You’ve got to hand it to Johnny Reinhard. His American Festival of Microtonal Music keeps the varied sound of alternative tunings coursing through Manhattan in a flow remarkable for its quantity, if not always quality. And every now and then, amid the quarter-tone cello pieces and homemade instrument demonstrations, he pulls off a concert so stunning as to outclass the “Hooray for Modernism” festivals uptown that garner so much more publicity. Such was the enlightening March 8 concert of the Flux Quartet.
For the Flux (Tom Chiu, first violin; Max Mandel, viola; Dave Eggar, cello; and Conrad Harris substituting on second violin for Jesse Mills on this concert) is becoming the quartet that thoughtful new-music lovers had hoped the Kronos would be: catholic in repertoire, dynamic in performance, and not stooping to theatrics or watered-down Astor Piazzolisms to gain an audience. An American Arditti, in other words, not speeding up Morton Feldman’s Second Quartet to four hours for fear of arm fatigue (as the Kronos did), but stretching it to six, on their resplendently meditative new Mode recording, in accordance with Feldman’s apparent desires. And whether they found their own microtonal repertoire or had it given them, this weighty, varied concert flouted the truism that microtonality has produced a lot of good theory but little good music.
The great divide that keeps microtonalists sniping at each other is equal temperament (equal division of the octave into 31, 53, even 96 or more steps) versus just intonation (unequal division for maximum consonance with fewer pitches). The Flux played strong examples of each, by Mexican pioneer Julian Carrillo and American patriarch Ben Johnston. Carrillo made a career off what he called “the Thirteenth Tone,” and I had heretofore found his music rather gridlike and unimaginative. But 2 Bosquejos was Romantic in texture and gesture, and to hear the Flux play parallel chords moving through eighths of a half-step, always in tune and in that otherwise conventional context, gave my ear a thrilling twist.

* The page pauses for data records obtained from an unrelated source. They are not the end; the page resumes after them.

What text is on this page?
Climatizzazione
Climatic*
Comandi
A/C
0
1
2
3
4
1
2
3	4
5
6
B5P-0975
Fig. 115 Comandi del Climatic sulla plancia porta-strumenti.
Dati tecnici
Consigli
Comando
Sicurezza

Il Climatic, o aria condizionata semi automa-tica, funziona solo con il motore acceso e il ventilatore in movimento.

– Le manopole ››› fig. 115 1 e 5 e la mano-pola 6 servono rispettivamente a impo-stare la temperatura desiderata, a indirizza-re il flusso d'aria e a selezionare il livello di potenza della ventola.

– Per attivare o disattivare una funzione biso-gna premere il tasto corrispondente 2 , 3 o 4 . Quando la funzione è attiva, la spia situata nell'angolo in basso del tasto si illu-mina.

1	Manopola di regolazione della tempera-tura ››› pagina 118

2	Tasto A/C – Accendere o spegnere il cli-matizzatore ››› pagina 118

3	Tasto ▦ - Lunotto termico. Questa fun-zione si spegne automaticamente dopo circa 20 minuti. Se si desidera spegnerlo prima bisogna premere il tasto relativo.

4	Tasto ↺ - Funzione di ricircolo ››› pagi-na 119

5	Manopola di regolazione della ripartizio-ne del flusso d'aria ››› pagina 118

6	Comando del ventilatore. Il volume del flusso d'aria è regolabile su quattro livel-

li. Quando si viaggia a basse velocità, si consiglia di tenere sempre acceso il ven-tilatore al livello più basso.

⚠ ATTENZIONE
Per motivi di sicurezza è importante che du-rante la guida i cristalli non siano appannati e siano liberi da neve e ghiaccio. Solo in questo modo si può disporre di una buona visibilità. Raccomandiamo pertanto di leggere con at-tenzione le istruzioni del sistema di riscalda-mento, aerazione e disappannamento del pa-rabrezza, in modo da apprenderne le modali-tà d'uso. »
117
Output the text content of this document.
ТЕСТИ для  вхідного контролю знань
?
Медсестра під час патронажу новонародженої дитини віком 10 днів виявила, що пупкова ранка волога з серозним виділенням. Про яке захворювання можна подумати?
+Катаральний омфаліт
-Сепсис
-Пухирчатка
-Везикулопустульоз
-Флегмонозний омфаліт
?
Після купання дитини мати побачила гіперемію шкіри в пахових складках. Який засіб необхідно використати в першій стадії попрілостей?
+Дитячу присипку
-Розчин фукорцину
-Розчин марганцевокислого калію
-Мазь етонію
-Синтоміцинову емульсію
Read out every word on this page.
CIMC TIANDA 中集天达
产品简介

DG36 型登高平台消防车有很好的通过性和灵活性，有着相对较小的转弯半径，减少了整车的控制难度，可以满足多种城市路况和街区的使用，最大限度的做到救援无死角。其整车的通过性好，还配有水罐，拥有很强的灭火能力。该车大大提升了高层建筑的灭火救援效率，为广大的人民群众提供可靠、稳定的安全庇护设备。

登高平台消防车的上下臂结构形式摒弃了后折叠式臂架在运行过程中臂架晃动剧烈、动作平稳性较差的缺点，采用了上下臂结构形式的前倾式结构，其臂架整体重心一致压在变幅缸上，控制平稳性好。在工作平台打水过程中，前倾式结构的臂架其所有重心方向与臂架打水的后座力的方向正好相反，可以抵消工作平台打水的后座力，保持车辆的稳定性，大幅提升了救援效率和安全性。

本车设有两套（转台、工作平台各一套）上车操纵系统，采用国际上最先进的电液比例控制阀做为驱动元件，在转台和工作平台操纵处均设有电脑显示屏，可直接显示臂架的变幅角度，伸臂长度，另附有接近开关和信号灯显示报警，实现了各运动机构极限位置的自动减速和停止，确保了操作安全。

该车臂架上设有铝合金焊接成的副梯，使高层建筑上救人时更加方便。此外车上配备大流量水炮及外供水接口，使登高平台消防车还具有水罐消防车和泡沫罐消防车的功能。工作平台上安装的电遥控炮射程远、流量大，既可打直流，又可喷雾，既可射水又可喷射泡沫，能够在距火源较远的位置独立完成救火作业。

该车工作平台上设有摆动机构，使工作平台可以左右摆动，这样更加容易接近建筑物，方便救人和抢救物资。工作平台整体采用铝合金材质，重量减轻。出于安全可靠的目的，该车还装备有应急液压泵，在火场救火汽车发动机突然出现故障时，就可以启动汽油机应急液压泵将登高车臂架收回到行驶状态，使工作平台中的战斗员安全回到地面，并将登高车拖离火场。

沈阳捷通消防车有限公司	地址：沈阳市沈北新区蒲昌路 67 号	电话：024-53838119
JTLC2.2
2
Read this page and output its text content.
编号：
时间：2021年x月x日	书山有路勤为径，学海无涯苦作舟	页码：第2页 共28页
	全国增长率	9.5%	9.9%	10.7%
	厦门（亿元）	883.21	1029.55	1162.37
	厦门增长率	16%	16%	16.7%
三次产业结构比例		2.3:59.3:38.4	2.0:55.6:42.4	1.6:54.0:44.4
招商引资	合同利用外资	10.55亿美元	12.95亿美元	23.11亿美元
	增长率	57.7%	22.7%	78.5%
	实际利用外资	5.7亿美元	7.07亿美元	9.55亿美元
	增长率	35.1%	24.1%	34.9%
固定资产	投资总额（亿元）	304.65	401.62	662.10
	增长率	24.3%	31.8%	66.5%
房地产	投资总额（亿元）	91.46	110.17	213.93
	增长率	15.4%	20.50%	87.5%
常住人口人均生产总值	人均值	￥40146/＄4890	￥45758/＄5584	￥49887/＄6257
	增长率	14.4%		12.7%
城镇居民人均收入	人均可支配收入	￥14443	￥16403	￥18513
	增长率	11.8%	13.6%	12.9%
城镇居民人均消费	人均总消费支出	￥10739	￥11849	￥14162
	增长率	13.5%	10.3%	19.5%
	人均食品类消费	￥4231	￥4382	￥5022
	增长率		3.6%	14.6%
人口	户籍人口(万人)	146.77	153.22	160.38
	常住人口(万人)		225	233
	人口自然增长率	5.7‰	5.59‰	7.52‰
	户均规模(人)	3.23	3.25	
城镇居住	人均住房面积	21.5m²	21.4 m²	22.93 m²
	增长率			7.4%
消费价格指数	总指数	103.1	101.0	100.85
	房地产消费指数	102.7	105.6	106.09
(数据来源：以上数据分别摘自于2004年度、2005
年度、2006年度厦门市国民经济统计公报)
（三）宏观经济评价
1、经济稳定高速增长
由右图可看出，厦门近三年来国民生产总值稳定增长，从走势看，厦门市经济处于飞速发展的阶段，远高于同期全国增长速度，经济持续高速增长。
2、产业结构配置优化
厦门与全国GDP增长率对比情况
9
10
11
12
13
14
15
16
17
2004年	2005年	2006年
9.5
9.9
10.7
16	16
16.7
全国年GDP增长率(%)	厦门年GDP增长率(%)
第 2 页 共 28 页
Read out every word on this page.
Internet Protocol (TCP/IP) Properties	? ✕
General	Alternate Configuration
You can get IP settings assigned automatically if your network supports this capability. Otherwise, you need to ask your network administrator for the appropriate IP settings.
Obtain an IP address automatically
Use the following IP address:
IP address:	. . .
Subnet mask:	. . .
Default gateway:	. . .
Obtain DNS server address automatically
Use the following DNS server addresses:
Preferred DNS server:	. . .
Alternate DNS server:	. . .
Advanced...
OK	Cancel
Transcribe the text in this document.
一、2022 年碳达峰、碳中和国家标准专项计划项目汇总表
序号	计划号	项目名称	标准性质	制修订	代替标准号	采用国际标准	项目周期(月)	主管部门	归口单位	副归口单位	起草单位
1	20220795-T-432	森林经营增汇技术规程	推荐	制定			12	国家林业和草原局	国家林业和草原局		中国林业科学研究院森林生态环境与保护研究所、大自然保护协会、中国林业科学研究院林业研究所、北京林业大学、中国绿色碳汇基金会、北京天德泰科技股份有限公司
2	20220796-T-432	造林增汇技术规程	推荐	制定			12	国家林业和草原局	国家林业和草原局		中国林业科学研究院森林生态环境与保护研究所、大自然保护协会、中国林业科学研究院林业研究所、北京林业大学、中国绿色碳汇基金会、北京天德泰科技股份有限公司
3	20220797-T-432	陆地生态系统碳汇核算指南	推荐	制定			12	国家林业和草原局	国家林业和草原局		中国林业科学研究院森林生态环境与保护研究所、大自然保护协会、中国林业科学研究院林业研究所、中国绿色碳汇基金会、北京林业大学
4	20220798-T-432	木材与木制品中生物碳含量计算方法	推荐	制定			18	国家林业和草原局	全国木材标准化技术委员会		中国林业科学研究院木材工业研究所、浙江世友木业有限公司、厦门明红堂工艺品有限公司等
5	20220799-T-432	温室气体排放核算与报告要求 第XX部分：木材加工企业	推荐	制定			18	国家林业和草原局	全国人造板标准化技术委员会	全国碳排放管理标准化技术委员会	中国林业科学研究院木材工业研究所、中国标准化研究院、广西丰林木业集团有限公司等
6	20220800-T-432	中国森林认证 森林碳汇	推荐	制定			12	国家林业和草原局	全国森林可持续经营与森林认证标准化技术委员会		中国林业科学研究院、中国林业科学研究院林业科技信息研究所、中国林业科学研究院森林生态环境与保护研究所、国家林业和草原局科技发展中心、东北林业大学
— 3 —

Johnston’s Fifth Quartet (out of 10 so far) was a more complex pleasure. Coming after his fiendishly difficult but widely popular Fourth Quartet, based on “Amazing Grace,” it is a less extroverted but still very demanding work; the Kronos decided that it was too hard to attempt, though he wrote it for them. Based on the American folk song “Lonesome Valley,” the piece opened cloudily and in different tempos at once with that tune played over rocking fifths in the cello. Twice it grew through textures of Ivesian layering to hectic climaxes, and along the way gave Chiu more than a few opportunities to slide through melodies of tiny increments involving the 13th harmonic. More intuitively written than some of Johnston’s later quartets, this one has deep roots in his Southern upbringing, and is one of the most soulful works of a master too neglected in New York.
Not quite so rare (because Uptowners champion him) was the Fifth Quartet of the Italian recluse Giacinto Scelsi. The piece was single-mindedly, not to say minimalistically, focused on creating via strings the noise envelope of a struck gong, each gesture beginning with a loud pluck, going to a thick, scratchy crunch, out of which would slowly evolve a purer, glissandoing unison tone. The most heterogeneous work, by contrast, was Reinhard’s own Trespass, using both quarter-tones and a scale based on the 17th harmonic, the latter of which produces a wide array of interval types. After Mandel started playing, Chiu entered the stage sneakily from the audience, as if infiltrating. This wasn’t the first time I’d wished Reinhard’s own music were more serious in intent, for his microtonal expertise is phenomenal, and the piece offered a disunified array of ear-bending tuning displays.
The seemingly non-microtonal Second Quartet of Charles Ives was included here because it was played in extended Pythagorean, pure-fifth tuning in keeping with an alleged “underlying acoustical plan” that Reinhard has discovered in Ives’s notational idiosyncrasies (such as, for example, including a D-sharp and E-flat in the same chord). That’s as may be; we needed no more urgent excuse for a performance as energetic as this, not quite as crisp in the chaotic second movement as I might have liked, but achieving an ecstatic and mystical third-movement climax. My ear’s not good enough to distinguish Pythagorean from vanilla in an atonal context, and I assume we got what was advertised. But in terms of monuments of microtonal music played with consummate power and authority, we got more than anyone could have expected.